What to take with you when you are about to spend a good deal of time with all of your belongings on your back?

All that is mine I carry with me – this old adage is seldom more applicable to someone other than a backpacker. If you are planning to engage in a backpacing adventure, it is good to resist the temptation to truly take everything you own, as a cumbersome and heavy bag can only imit you. Seasoned backpackers give the following advice: lay everything out that you really want to take, halve it and take twice as much money. Your luggage should be light, practical (or multipractical, even) and as compact as possible. There is no place for the logic of ˝you never know what might come in handy˝ in backpacking. After all, you can buy most of the things you need on the way, and often at much lower prices.

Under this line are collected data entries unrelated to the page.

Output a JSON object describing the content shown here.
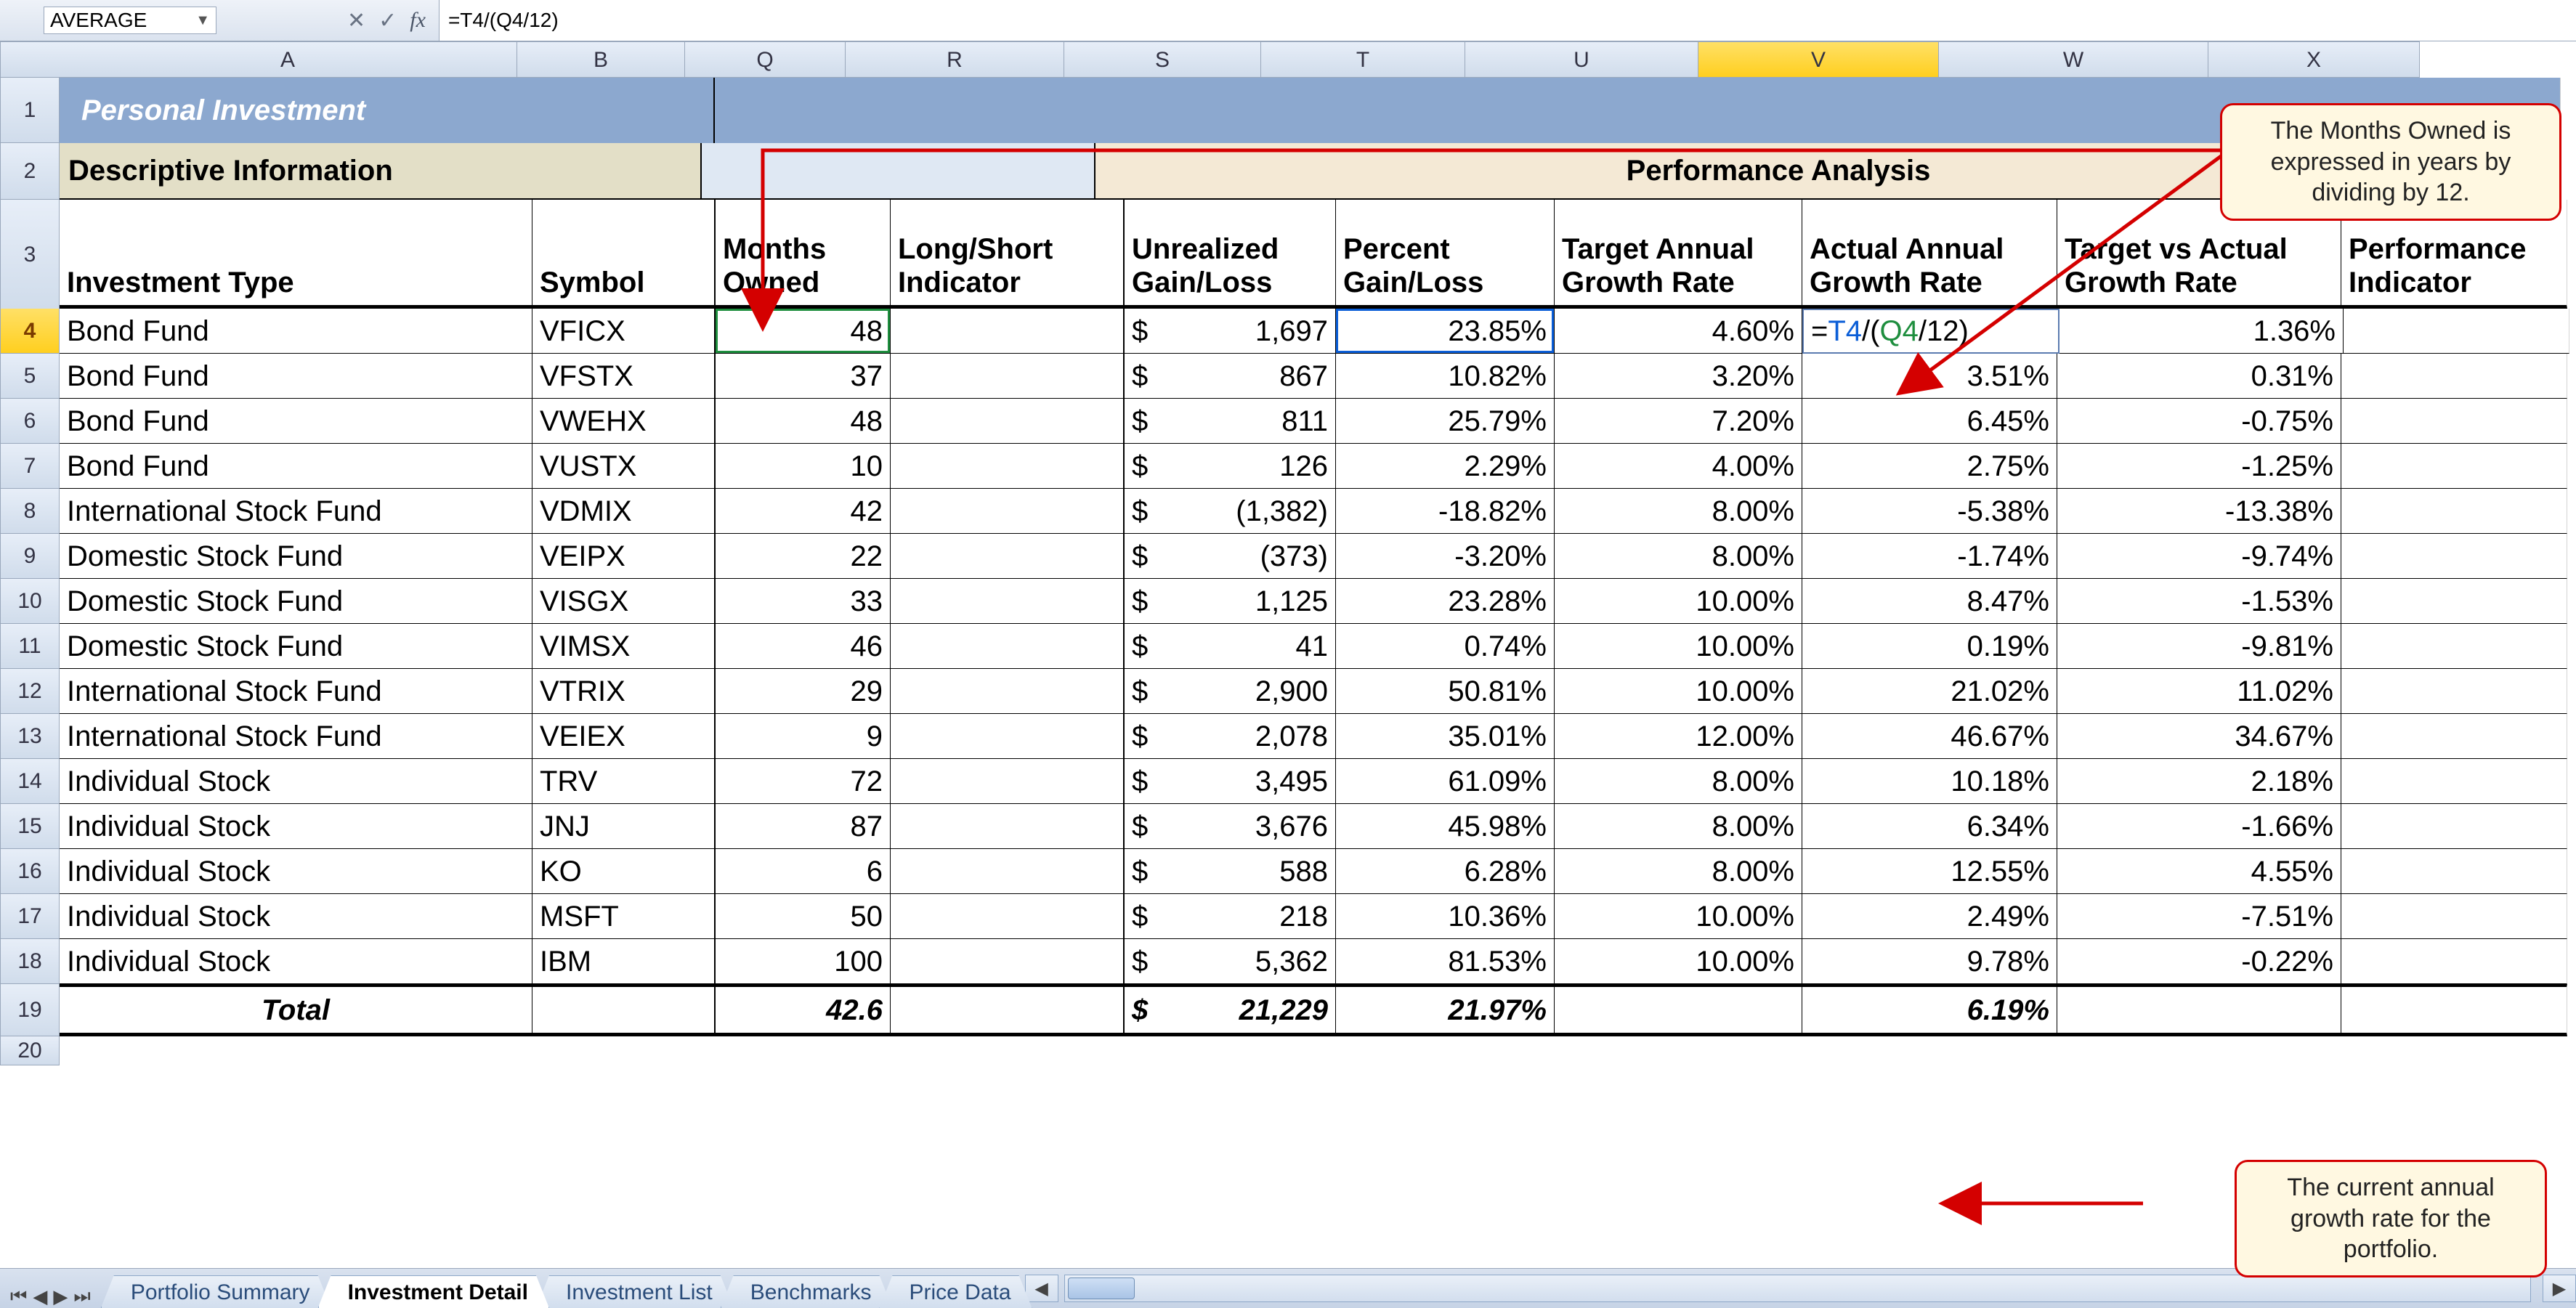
{
  "name_box": "AVERAGE",
  "formula": "=T4/(Q4/12)",
  "columns": [
    "A",
    "B",
    "Q",
    "R",
    "S",
    "T",
    "U",
    "V",
    "W",
    "X"
  ],
  "active_col": "V",
  "active_row": 4,
  "row1_title": "Personal Investment",
  "row2_desc": "Descriptive Information",
  "row2_perf": "Performance Analysis",
  "row3_headers": {
    "A": "Investment Type",
    "B": "Symbol",
    "Q": "Months Owned",
    "R": "Long/Short Indicator",
    "S": "Unrealized Gain/Loss",
    "T": "Percent Gain/Loss",
    "U": "Target Annual Growth Rate",
    "V": "Actual Annual Growth Rate",
    "W": "Target vs Actual Growth Rate",
    "X": "Performance Indicator"
  },
  "editing_cell_text": "=T4/(Q4/12)",
  "rows": [
    {
      "n": 4,
      "A": "Bond Fund",
      "B": "VFICX",
      "Q": "48",
      "R": "",
      "S_sym": "$",
      "S_val": "1,697",
      "T": "23.85%",
      "U": "4.60%",
      "V": "=T4/(Q4/12)",
      "W": "1.36%",
      "X": ""
    },
    {
      "n": 5,
      "A": "Bond Fund",
      "B": "VFSTX",
      "Q": "37",
      "R": "",
      "S_sym": "$",
      "S_val": "867",
      "T": "10.82%",
      "U": "3.20%",
      "V": "3.51%",
      "W": "0.31%",
      "X": ""
    },
    {
      "n": 6,
      "A": "Bond Fund",
      "B": "VWEHX",
      "Q": "48",
      "R": "",
      "S_sym": "$",
      "S_val": "811",
      "T": "25.79%",
      "U": "7.20%",
      "V": "6.45%",
      "W": "-0.75%",
      "X": ""
    },
    {
      "n": 7,
      "A": "Bond Fund",
      "B": "VUSTX",
      "Q": "10",
      "R": "",
      "S_sym": "$",
      "S_val": "126",
      "T": "2.29%",
      "U": "4.00%",
      "V": "2.75%",
      "W": "-1.25%",
      "X": ""
    },
    {
      "n": 8,
      "A": "International Stock Fund",
      "B": "VDMIX",
      "Q": "42",
      "R": "",
      "S_sym": "$",
      "S_val": "(1,382)",
      "T": "-18.82%",
      "U": "8.00%",
      "V": "-5.38%",
      "W": "-13.38%",
      "X": ""
    },
    {
      "n": 9,
      "A": "Domestic Stock Fund",
      "B": "VEIPX",
      "Q": "22",
      "R": "",
      "S_sym": "$",
      "S_val": "(373)",
      "T": "-3.20%",
      "U": "8.00%",
      "V": "-1.74%",
      "W": "-9.74%",
      "X": ""
    },
    {
      "n": 10,
      "A": "Domestic Stock Fund",
      "B": "VISGX",
      "Q": "33",
      "R": "",
      "S_sym": "$",
      "S_val": "1,125",
      "T": "23.28%",
      "U": "10.00%",
      "V": "8.47%",
      "W": "-1.53%",
      "X": ""
    },
    {
      "n": 11,
      "A": "Domestic Stock Fund",
      "B": "VIMSX",
      "Q": "46",
      "R": "",
      "S_sym": "$",
      "S_val": "41",
      "T": "0.74%",
      "U": "10.00%",
      "V": "0.19%",
      "W": "-9.81%",
      "X": ""
    },
    {
      "n": 12,
      "A": "International Stock Fund",
      "B": "VTRIX",
      "Q": "29",
      "R": "",
      "S_sym": "$",
      "S_val": "2,900",
      "T": "50.81%",
      "U": "10.00%",
      "V": "21.02%",
      "W": "11.02%",
      "X": ""
    },
    {
      "n": 13,
      "A": "International Stock Fund",
      "B": "VEIEX",
      "Q": "9",
      "R": "",
      "S_sym": "$",
      "S_val": "2,078",
      "T": "35.01%",
      "U": "12.00%",
      "V": "46.67%",
      "W": "34.67%",
      "X": ""
    },
    {
      "n": 14,
      "A": "Individual Stock",
      "B": "TRV",
      "Q": "72",
      "R": "",
      "S_sym": "$",
      "S_val": "3,495",
      "T": "61.09%",
      "U": "8.00%",
      "V": "10.18%",
      "W": "2.18%",
      "X": ""
    },
    {
      "n": 15,
      "A": "Individual Stock",
      "B": "JNJ",
      "Q": "87",
      "R": "",
      "S_sym": "$",
      "S_val": "3,676",
      "T": "45.98%",
      "U": "8.00%",
      "V": "6.34%",
      "W": "-1.66%",
      "X": ""
    },
    {
      "n": 16,
      "A": "Individual Stock",
      "B": "KO",
      "Q": "6",
      "R": "",
      "S_sym": "$",
      "S_val": "588",
      "T": "6.28%",
      "U": "8.00%",
      "V": "12.55%",
      "W": "4.55%",
      "X": ""
    },
    {
      "n": 17,
      "A": "Individual Stock",
      "B": "MSFT",
      "Q": "50",
      "R": "",
      "S_sym": "$",
      "S_val": "218",
      "T": "10.36%",
      "U": "10.00%",
      "V": "2.49%",
      "W": "-7.51%",
      "X": ""
    },
    {
      "n": 18,
      "A": "Individual Stock",
      "B": "IBM",
      "Q": "100",
      "R": "",
      "S_sym": "$",
      "S_val": "5,362",
      "T": "81.53%",
      "U": "10.00%",
      "V": "9.78%",
      "W": "-0.22%",
      "X": ""
    }
  ],
  "total_row": {
    "n": 19,
    "A": "Total",
    "Q": "42.6",
    "S_sym": "$",
    "S_val": "21,229",
    "T": "21.97%",
    "V": "6.19%"
  },
  "callouts": {
    "months_owned": "The Months Owned is expressed in years by dividing by 12.",
    "annual_growth": "The current annual growth rate for the portfolio."
  },
  "tabs": [
    "Portfolio Summary",
    "Investment Detail",
    "Investment List",
    "Benchmarks",
    "Price Data"
  ],
  "active_tab": "Investment Detail"
}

The most important item to bring with you is, naturally, a backpack. It should be practical, durable, equipped with many pockets and not over 35 to 55 litres in size.Do not forget to take a combination padlock to protect your things, and also pack a smaller messenger bag for during the day.

Although you may be reluctant to do so, the amount of clothing you take ought to be kept to a minimum. It is best to take twoT-shirts and two pairs of trousers (a long cotton skirt is also a good option for women), and only one pair of shoes –those on your feet. Shoes take up a lot of room, thus be practical and opt for a pair of comfortable sandals. Naturally, if planning to venture into colder regions, one should also consider closed shoes and warm clothing. However, it is a well-known fact that most backpackers travel during the summer months and/or travel to developing African or Asian coutries, thus a warm jumper for chilly mornings and evenings will do just fine. As you will be spending a lot of time in the same clothes, make sure that they comfortable and of high quality and that they can be worn for many occasions – polo shirts are a popular option among backpackers.

Your cosmetics and medicine supply also ought to be limited to only the most necessary things – travel sets of shampoos, hair conditioners etc. are a good choice, and it is also useful to bring olive oil soap as it can be used for almost anything – from hair and skin to clothes. As for drugs, take only those that you feel you might need in emergency until you’re able to reach the nearest pharmacy/doctor. Don’t forget about personal hygiene items such as plasters, a nail-clipper, extra toilet paper, wet wipes (great for keeping clean in a hurry) and hand sanitiser.

Think twice before taking a sleeping bag – it takes up a lot of room in a backpack, but you will rarely need it, particularly if you are travelling to warmer regions. Also reconsider brining valuable items, keepsakes and expensive electronic equipment as petty theft is a significant problem in many countries. If you do feel that you cannot go without your favourite gadget, it is a wise choice to invest in travel insurance. A laptop can come in handy in developed countries where free wi-fi internet is readily available, but a phone with an Internet connection is usually a more compact and better solution.

Don’t burden yourself with buying countless travel guides for each country as they take up a lot of room – plus, you can also buy them along the way. Rather take two or three good books to while away the hours during long trips, and perhaps a game or two, e.g. a deck of cards.

To end with, here are a few more items that could prove to be useful on a backpacking journey: a small compact umbrella, ear plugs, a notebook and pen, a travel washing line (for drying clothes and underwear during the night), plastic utensils, garbage bags (so you can separate your dirty clothes from the clean) and a practical water bottle.